The tremendous popular strength of religion in Catholic countries can in part be explained by the church’s integral role in community life and popular culture. Thus, although Catholics reluctantly confessed their sins to priests, they enthusiastically came together in religious festivals to celebrate the passage of the liturgical year. In addition to the great processional days — such as Palm Sunday, the joyful reenactment of Jesus’s triumphal entry into Jerusalem — each parish had its own saints’ days, processions, and pilgrimages. Led by its priest, a congregation might march around the village or across the countryside to a local shrine. Millions of Catholic men and women also joined religious associations, known as confraternities, where they participated in prayer and religious services and collected funds for poor relief and members’ funerals. The Reformation had largely eliminated such festivities in Protestant areas.

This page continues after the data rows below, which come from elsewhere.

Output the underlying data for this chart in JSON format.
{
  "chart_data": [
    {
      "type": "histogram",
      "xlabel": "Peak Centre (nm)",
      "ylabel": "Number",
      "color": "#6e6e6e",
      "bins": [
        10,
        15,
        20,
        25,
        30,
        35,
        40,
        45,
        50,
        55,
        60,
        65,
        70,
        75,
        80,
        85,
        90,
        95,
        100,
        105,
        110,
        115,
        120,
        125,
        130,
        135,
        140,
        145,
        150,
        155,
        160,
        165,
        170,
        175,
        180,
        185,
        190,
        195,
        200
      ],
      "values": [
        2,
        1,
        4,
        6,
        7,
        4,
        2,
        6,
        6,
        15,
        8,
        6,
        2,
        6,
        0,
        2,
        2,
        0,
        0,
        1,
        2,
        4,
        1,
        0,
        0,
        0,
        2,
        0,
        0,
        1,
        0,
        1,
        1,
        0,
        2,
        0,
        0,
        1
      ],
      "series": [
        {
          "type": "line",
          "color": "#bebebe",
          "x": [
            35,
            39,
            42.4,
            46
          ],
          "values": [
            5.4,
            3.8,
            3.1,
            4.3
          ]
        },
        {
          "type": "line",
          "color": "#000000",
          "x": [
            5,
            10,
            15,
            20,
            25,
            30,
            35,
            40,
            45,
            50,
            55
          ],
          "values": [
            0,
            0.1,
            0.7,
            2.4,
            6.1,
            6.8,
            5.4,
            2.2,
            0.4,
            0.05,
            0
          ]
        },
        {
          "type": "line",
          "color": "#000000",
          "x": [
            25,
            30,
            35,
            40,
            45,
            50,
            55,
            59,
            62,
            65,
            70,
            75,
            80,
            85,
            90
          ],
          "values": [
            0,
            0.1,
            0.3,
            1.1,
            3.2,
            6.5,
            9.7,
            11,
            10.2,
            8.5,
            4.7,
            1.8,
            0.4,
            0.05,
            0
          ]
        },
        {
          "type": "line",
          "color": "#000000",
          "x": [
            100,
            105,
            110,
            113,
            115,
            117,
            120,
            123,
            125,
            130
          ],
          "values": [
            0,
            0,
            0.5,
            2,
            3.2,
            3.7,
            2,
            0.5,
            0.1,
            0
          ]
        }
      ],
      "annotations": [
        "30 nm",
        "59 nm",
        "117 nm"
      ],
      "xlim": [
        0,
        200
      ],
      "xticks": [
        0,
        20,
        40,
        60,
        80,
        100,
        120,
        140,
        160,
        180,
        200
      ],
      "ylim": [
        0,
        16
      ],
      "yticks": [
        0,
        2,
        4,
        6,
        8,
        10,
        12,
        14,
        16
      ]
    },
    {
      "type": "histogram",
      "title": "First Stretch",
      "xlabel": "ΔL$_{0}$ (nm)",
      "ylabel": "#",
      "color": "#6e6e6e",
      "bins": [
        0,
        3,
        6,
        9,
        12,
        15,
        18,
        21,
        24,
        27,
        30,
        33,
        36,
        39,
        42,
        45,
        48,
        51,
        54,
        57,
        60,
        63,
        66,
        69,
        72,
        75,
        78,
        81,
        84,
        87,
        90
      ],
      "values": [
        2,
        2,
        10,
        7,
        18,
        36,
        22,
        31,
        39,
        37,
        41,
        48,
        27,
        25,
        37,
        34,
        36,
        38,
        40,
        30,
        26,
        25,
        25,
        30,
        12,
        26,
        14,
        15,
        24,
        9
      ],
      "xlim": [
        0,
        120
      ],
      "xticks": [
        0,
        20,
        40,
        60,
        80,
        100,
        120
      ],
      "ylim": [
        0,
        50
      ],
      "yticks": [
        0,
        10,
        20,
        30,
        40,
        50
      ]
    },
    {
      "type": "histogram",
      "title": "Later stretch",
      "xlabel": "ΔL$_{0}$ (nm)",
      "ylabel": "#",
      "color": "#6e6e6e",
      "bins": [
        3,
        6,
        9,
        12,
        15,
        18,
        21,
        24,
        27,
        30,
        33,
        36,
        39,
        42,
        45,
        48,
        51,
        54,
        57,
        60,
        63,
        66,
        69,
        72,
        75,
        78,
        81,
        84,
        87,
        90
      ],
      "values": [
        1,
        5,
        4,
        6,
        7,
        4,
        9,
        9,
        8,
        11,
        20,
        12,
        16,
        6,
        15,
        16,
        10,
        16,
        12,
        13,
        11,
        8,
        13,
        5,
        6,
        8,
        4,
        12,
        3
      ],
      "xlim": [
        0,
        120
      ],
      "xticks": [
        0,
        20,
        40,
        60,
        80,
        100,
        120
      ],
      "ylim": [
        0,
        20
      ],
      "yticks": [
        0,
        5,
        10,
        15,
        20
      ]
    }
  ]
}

Catholicism had its own version of the Pietist revivals that shook Protestant Europe. Jansenism has been described by one historian as the “illegitimate off-spring of the Protestant Reformation and the Catholic Counter-Reformation.”25 It originated with Cornelius Jansen (1585–1638), bishop of Ypres in the Spanish Netherlands, who called for a return to the austere early Christianity of Saint Augustine. In contrast to the worldly Jesuits, Jansen emphasized the heavy weight of original sin and accepted the doctrine of predestination. Although outlawed by papal and royal edicts as Calvinist heresy, Jansenism attracted Catholic followers eager for religious renewal, particularly among the French. Many members of France’s urban elite, especially judicial nobles and some parish priests, became known for their Jansenist piety and spiritual devotion. Such stern religious values encouraged the judiciary’s increasing opposition to the French monarchy in the second half of the eighteenth century.
Among the urban poor, a different strain of Jansenism took hold. Prayer meetings brought men and women together in ecstatic worship, and some participants fell into convulsions and spoke in tongues. The police of Paris posted spies to report on such gatherings and conducted mass raids and arrests.